After his career was put on indefinite hold due to the serious heart condition, Hardy transitioned to commentating and quickly advanced as he became part of the promotion’s A-team for overseas events. Additionally, he was the star of several pieces of shoulder programming, breaking down big UFC fights.

This past fall, Hardy drew headlines when he clashed with longtime referee Herb Dean over a call at UFC Fight Island 3. Hardy shouted at Dean to stop the fight when Jai Herbert was knocked out by Francisco Trinaldo, and afterward the two had a heated verbal exchange that was caught on camera. The UFC said it was investigating the incident.

Afterward, Hardy and Dean both released videos defending their actions at the event; Dean said the stoppage was just, while Hardy said it represented a pattern of missed calls (Hardy’s video was later removed for violating YouTube’s terms of service).

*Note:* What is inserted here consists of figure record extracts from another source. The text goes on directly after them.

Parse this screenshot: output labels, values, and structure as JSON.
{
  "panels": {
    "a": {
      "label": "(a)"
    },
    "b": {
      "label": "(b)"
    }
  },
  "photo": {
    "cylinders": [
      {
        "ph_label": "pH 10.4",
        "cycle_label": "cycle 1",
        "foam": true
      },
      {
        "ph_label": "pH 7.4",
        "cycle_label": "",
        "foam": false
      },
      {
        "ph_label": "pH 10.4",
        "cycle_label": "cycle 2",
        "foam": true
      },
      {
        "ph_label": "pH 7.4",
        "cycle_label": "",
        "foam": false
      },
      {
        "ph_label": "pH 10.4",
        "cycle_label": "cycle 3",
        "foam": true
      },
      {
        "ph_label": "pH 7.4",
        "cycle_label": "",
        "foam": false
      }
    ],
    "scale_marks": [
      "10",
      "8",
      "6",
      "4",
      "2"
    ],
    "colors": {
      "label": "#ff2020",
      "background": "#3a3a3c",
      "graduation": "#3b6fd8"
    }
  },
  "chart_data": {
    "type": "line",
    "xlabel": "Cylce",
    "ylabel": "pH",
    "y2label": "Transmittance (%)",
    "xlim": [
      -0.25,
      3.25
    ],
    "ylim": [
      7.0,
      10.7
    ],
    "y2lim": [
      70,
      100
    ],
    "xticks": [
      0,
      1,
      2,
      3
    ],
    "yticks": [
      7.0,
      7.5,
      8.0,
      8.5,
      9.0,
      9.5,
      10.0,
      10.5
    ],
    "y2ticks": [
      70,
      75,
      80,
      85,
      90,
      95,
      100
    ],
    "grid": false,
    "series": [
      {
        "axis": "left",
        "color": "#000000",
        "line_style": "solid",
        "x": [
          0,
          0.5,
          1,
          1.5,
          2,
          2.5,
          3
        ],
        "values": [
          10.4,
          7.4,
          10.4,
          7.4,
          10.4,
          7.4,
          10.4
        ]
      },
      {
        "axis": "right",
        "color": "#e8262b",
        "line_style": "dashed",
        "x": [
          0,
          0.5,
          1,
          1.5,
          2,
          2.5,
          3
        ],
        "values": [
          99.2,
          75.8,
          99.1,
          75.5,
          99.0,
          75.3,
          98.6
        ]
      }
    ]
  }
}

“Herb needs to understand that there was a mistake made here, and there needs to be accountability that needs to be taken,” Hardy said. “It’s just a learning opportunity, and if it’s not taken as a learning opportunity, then we’re all losing, especially fighters and brain cells. ... We need to upgrade the awareness of some of these officials, and we also need to hold them accountable for situations like this, when they can’t take it upon themself to do it.”

This past month, Hardy appeared to shift his focus from commentating to a comeback in the octagon, calling out veteran Matt Brown, whom he was scheduled to fight before his condition, known as Wolf Heart Syndrome, forced him out of the fight. Brown instead was booked against Dhiego Lima, and Hardy pivoted to one-time title challenger Nick Diaz, who hasn’t fought since 2015. The Diaz fight has yet to materialize.